Thursday, June 26, 2014

5 Practices by Smith and Stein

After finishing Mindset and reflecting on it, I chose to read 5 Practices for Orchestrating Productive Mathematics Discussions by Margaret S. Smith and Mary Kay Stein.

I first wondered if actually naming the 5 Practices would give away the purpose of the book, so I was curious how I would blog about it without doing that.  But after reading it, I know there is SO much more to the book than the names of the 5 here they are:  anticipating, monitoring, selecting, sequencing, and connecting.  The whole purpose of the 5 Practices is to best prepare for teaching mathematical tasks so that we have to make fewer decisions during the lesson where we are less able to make good decisions.

It helps me to look at the 5 Practices in terms of the big picture of lesson planning and teaching.  As most people who read math teacher blogs are familiar with The Three Acts of a Mathematical Story [Task], probably most famously, if not first, presented by Dan Meyer, I will present 5 Practices in terms of the 3 Acts...except I'm going to start before Act 1.


Before any planning can occur, the teacher must "specify a goal that clearly identifies what students are to know and understand about mathematics as a result of their engagement in a particular lesson" (p. 13).  After having a clear goal, then the teacher must select an appropriate task.  A task that can be used to meet the lesson goal while engaging the students with the concepts and that "stimulate students to make connections [that] lead to a different set of opportunities for student thinking" (p. 15).  

This part is going to be a challenge for me, because I have trouble seeing what big ideas can be learned from tasks.  I know that there are a lot of tasks available from the #MTBoS, but selecting ones that are going to best fit my goals is a challenge.
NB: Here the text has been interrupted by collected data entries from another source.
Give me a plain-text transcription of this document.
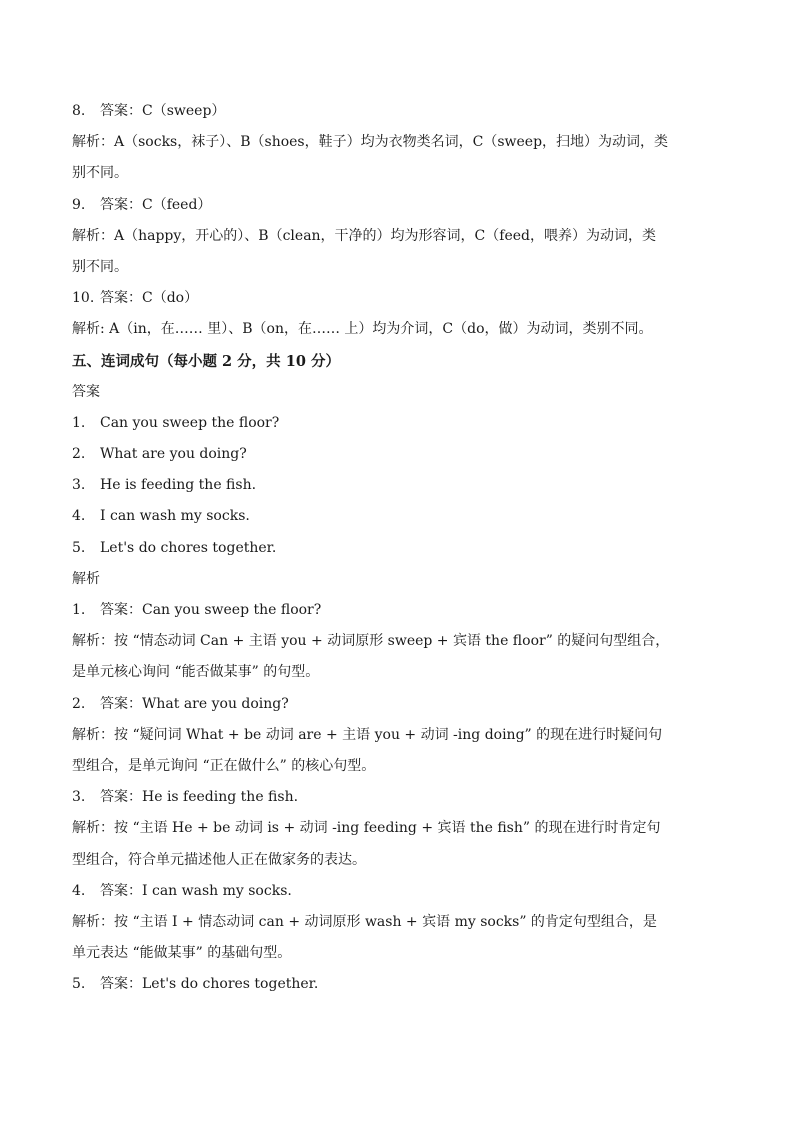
8. 答案：C（sweep）
解析：A（socks，袜子）、B（shoes，鞋子）均为衣物类名词，C（sweep，扫地）为动词，类
别不同。
9. 答案：C（feed）
解析：A（happy，开心的）、B（clean，干净的）均为形容词，C（feed，喂养）为动词，类
别不同。
10. 答案：C（do）
解析: A（in，在…… 里）、B（on，在…… 上）均为介词，C（do，做）为动词，类别不同。
五、连词成句（每小题 2 分，共 10 分）
答案
1. Can you sweep the floor?
2. What are you doing?
3. He is feeding the fish.
4. I can wash my socks.
5. Let's do chores together.
解析
1. 答案：Can you sweep the floor?
解析：按 “情态动词 Can + 主语 you + 动词原形 sweep + 宾语 the floor” 的疑问句型组合，
是单元核心询问 “能否做某事” 的句型。
2. 答案：What are you doing?
解析：按 “疑问词 What + be 动词 are + 主语 you + 动词 -ing doing” 的现在进行时疑问句
型组合，是单元询问 “正在做什么” 的核心句型。
3. 答案：He is feeding the fish.
解析：按 “主语 He + be 动词 is + 动词 -ing feeding + 宾语 the fish” 的现在进行时肯定句
型组合，符合单元描述他人正在做家务的表达。
4. 答案：I can wash my socks.
解析：按 “主语 I + 情态动词 can + 动词原形 wash + 宾语 my socks” 的肯定句型组合，是
单元表达 “能做某事” 的基础句型。
5. 答案：Let's do chores together.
Once a goal and a task have been established, the teacher begins anticipating all the possible solution strategies.  Consider strategies that lead to both correct and incorrect solutions.  Then create good questions to ask students who are using each strategy.  If it is a strategy that might lead to an incorrect solution, questions should be redirecting students down a correct path.  ALL questions should seek to reveal what understanding students have about their strategy.

Once this has been done, a teacher should complete a monitoring chart.  Here is an example I created to match what the book suggested:

I want to add a column for questions.  It will help me remember all those questions I came up with!  Here's a link to my version of the monitoring chart. [Note:  You will likely need to download into Microsoft Word to preserve formatting.]

After you have the monitoring chart completed you are ready to teach the lesson.  So here we go into Act 1!


Nothing new from 5 Practices for this act.  Essentially distribute needed materials, read through task, and ensure all students/groups have an understanding of what they are being asked to do.  Work to hook your students into the task so they can't wait to strategize a way to the solution.


After letting the students get to work, the teacher begins to monitor their progress.  This is where all that hard work of finding as many strategies, creating good questions, and having the monitoring chart ready is going to pay off.

As you move from group to group you have preplanned questions to ask students.  Likely the major change of this act as a result of the 5 Practices is that you will take notes on what strategies students/groups are using.  This will better help you prepare for Act 3 and it is also why the monitoring chart is so helpful.

In between Act 2 and 3, the teacher has to make some decisions.  First, select students to present their strategies.  This can be done effectively and efficiently because you have all the notes in front of you.  You will likely want to select at least one student to present each strategy.  Once you have selected the students, you will need to decide on an appropriate sequencing to best facilitate the discussion you wish to have in Act 3.  There isn't necessarily one sequencing that is best, but you must choose one that will work for you.


It is time to begin the conclusion of the task by drawing the whole class together and start sharing strategies.  During this time the teacher has the important job of connecting student strategies to each other and to the learning goal.  Good implementation of this will change Act 3 from a show-and-tell, to actual mathematical discussion.  This will probably be the most challenging of the 5 Practices for me.  I definitely see it as what will turn tasks from "fun days" into "fun, productive learning days".  I also think that the anticipating I will have done with the strategies will help me to see the connections, which in turn will help me guide my students in making connections as well.


There is always the Final Act of reflecting and modifying for the future.  I think the first time I implement a task this year I will plan to do it a different day in each of my classes.  That way I have time to reflect and improve in between implementations of the task.  And since I teach Algebra four times a day, it won't hold the stress of four possible dud lessons on my first attempt.

I am so excited to try to implement tasks.  I think this book really gave me a way to make them a productive use of class time.  My goal will be to implement at least one task per unit.  And in July I plan to continue to develop my units, learning targets, and I will begin selecting tasks :)  

During the year I plan to create a task binder where I keep a record of the tasks I use, the strategies we find, my monitoring sheets, and other notes.  This will help me to stay accountable and to have evidence of what I have done throughout the year.  

One more thought...the book gave a flow chart for The Thinking Through a Lesson Protocol.  I plan to use this as I plan each task, but I will likely modify it to make it more usable to me in my lesson planning.  Don't worry, I'll post again as I plan my first task!